Saturday, July 14, 2012

Baby-boom i babiniec w jedym ;)

 



Dzidzionek jest nie tylko radosny, ale też spory i z wyglądu nieco przypomina Mariankę, gdy miała pół roku


Hit czerwca - lody truskawkowe robione przez Mamę

Najpierwszy pomidorek z naszej działki, ech jak on smakował wszystkim, bo przecież wszyscy po kawałeczku dostali

... i takież poziomki z chyleńcowych krzaczków.
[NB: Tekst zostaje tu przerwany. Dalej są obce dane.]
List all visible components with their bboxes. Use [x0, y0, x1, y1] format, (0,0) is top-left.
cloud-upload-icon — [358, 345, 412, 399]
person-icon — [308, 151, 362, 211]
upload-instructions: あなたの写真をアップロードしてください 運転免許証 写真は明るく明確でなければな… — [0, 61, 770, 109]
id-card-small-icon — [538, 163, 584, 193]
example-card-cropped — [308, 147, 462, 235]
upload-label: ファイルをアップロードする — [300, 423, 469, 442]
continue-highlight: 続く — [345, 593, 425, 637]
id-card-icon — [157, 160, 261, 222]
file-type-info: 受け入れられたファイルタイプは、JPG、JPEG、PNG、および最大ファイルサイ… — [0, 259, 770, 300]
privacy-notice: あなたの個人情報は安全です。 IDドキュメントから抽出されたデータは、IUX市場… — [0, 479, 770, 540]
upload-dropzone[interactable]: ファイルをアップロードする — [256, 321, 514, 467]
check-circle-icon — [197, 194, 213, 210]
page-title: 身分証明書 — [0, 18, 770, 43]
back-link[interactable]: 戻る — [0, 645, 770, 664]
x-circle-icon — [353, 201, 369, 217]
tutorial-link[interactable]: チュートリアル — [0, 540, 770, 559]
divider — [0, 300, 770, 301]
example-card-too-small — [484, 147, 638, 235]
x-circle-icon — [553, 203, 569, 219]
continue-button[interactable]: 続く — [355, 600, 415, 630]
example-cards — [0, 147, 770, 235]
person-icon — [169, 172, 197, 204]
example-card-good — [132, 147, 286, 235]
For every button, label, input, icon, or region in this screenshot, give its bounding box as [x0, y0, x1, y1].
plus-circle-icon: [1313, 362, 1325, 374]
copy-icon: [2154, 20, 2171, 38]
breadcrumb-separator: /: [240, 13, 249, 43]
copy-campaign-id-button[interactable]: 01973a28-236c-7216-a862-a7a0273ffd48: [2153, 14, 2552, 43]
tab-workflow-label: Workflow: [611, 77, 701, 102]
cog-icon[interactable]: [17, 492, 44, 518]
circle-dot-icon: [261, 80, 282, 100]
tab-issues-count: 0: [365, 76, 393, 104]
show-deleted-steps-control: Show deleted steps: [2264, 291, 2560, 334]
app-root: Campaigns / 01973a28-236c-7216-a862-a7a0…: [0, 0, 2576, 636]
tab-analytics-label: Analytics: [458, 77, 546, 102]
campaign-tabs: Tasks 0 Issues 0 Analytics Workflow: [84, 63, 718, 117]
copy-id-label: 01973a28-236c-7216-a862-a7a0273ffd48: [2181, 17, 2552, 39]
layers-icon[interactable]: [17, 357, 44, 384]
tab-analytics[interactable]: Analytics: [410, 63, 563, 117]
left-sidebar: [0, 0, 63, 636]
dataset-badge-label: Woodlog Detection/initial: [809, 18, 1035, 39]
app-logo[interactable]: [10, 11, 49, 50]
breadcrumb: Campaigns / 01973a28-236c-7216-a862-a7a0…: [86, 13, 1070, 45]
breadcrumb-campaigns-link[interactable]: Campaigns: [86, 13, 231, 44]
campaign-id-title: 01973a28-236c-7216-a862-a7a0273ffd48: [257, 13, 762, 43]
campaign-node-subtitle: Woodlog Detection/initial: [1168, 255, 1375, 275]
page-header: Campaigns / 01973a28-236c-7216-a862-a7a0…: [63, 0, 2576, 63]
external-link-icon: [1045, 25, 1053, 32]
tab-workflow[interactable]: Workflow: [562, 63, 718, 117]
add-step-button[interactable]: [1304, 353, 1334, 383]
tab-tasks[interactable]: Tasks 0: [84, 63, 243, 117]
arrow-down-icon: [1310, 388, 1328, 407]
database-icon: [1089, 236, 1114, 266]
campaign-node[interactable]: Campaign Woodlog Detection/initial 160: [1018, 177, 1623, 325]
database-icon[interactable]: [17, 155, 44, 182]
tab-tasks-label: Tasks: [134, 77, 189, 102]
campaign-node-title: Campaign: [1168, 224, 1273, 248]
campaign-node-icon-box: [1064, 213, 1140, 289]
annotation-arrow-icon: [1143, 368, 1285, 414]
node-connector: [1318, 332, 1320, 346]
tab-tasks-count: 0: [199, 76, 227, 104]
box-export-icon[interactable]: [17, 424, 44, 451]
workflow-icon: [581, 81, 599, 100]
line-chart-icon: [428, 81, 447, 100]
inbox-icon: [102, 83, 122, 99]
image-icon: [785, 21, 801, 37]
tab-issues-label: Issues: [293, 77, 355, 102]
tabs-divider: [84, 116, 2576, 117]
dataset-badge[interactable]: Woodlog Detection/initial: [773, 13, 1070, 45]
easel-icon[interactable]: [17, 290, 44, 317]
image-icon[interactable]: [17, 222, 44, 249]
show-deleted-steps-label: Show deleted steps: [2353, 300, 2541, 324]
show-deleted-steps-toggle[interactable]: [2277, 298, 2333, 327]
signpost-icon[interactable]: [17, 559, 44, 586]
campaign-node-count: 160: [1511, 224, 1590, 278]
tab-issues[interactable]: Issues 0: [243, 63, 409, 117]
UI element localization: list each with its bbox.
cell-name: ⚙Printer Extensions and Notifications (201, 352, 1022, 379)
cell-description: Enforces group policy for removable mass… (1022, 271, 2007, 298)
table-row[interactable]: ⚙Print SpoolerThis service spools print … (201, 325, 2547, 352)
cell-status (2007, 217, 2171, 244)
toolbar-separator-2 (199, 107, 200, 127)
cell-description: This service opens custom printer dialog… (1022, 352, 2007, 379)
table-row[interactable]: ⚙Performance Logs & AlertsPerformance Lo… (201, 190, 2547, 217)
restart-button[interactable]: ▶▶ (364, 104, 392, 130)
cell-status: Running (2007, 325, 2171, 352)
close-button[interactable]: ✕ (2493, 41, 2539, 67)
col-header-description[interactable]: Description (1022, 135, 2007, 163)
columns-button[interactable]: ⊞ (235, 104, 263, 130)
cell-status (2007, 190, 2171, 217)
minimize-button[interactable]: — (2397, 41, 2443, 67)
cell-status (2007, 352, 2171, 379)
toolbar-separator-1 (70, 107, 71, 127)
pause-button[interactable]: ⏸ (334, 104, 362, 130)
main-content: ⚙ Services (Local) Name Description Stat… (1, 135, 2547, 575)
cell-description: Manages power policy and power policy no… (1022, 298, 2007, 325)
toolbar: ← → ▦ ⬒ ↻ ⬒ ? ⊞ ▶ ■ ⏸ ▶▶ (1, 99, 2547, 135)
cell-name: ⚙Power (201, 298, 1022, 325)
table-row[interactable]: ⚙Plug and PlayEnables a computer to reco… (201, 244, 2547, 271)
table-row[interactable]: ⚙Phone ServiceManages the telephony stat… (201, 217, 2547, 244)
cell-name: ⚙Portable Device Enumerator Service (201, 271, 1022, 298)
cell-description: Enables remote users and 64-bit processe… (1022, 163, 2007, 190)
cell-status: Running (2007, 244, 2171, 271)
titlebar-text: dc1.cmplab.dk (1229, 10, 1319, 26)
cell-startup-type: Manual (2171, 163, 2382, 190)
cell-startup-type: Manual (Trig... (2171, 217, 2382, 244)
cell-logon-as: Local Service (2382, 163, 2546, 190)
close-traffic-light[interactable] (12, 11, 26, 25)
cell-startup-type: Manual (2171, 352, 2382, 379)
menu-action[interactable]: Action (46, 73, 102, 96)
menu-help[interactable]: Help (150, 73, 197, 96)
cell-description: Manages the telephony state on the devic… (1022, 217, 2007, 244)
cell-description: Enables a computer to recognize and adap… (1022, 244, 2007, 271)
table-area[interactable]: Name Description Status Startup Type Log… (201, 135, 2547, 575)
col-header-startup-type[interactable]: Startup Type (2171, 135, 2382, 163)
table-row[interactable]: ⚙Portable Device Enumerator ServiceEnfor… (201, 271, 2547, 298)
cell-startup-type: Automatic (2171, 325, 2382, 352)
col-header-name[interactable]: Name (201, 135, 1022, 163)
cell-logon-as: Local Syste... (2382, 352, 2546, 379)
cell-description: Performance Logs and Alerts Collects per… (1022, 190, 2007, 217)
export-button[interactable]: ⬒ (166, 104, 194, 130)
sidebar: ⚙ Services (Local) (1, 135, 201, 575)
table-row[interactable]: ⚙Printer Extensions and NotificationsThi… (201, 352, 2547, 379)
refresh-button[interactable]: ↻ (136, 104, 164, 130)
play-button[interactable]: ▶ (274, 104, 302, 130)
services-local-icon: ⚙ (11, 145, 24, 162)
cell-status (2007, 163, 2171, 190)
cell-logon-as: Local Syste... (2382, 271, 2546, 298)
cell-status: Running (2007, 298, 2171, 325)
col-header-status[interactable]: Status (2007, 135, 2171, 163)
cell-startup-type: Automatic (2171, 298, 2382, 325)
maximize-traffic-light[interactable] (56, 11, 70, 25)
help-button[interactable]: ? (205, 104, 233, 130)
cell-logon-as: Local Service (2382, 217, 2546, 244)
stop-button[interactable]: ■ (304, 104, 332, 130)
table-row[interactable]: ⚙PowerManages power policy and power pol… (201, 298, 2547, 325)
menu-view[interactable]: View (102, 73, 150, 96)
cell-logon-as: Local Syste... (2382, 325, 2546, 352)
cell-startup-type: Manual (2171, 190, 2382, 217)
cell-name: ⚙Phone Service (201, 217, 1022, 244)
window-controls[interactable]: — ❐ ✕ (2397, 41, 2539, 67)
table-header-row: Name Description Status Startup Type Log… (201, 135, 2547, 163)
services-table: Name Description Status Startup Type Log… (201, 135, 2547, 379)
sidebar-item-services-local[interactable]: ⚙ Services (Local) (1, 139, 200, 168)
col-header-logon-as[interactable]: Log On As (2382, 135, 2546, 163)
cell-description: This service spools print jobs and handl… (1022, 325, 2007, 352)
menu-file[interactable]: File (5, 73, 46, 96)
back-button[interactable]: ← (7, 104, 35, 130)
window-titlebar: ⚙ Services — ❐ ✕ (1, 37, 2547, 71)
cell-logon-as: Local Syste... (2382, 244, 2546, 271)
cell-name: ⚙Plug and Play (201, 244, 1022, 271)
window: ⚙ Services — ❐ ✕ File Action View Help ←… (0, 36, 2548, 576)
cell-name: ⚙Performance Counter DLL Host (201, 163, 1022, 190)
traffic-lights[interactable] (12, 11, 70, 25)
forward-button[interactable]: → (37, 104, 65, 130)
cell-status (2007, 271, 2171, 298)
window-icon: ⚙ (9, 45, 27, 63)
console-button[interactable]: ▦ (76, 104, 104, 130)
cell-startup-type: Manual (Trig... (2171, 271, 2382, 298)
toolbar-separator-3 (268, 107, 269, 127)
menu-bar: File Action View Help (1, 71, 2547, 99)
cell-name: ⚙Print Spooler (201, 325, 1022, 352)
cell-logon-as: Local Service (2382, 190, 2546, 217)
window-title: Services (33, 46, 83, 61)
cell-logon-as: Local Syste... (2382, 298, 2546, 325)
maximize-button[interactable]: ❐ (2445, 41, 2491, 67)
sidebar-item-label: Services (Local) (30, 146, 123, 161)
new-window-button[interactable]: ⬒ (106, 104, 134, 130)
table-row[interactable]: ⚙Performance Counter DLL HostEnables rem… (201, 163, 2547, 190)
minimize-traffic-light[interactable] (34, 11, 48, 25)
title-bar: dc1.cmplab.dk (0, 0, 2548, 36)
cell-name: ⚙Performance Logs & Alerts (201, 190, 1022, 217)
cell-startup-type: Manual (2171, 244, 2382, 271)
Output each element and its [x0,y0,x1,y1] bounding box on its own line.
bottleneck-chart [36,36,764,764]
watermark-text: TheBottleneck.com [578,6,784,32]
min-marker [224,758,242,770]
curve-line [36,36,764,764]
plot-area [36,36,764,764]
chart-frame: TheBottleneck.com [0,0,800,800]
A tu kury sołtysowe, od których mamy wsie jajka (może kiedyś i u nas takie będą) - własnoręcznie sfotografowane przez Mariankę, która w tym celu sama wlazła do kurnika

 
 Zrozumieć przekaz artystki

2 comments:

Kasia said...

Babiniec przecudny! No napatrzeć się nie mogę:) A Martusia ma prześwietną fryzurę, ten ukośny przedziałek jest super, i niesamowicie do Niej pasuje. Z kolei Marianka na przedostatnim zdjęciu to istna mama. Jestem zachwycona i lodami, i małą Zosią, i pomidorkiem... Wszystkim :)
Słodkiego miłego życia i mam nadzieje, że kiedyś uda nam się spotkać z naszymi rodzinkami :) Pozdrawiamy całą czwórką Waszą całą piątkę :)

Michu said...

Kasiu, zapraszamy do nas :) Fryzura Martusi powstala podczas nocy ;) Juz jutro smigamy na Mazury (te same miejsce co ostatnie 2 lata).
Pozdrawiamy i mam nadzieje, ze do zobaczenia!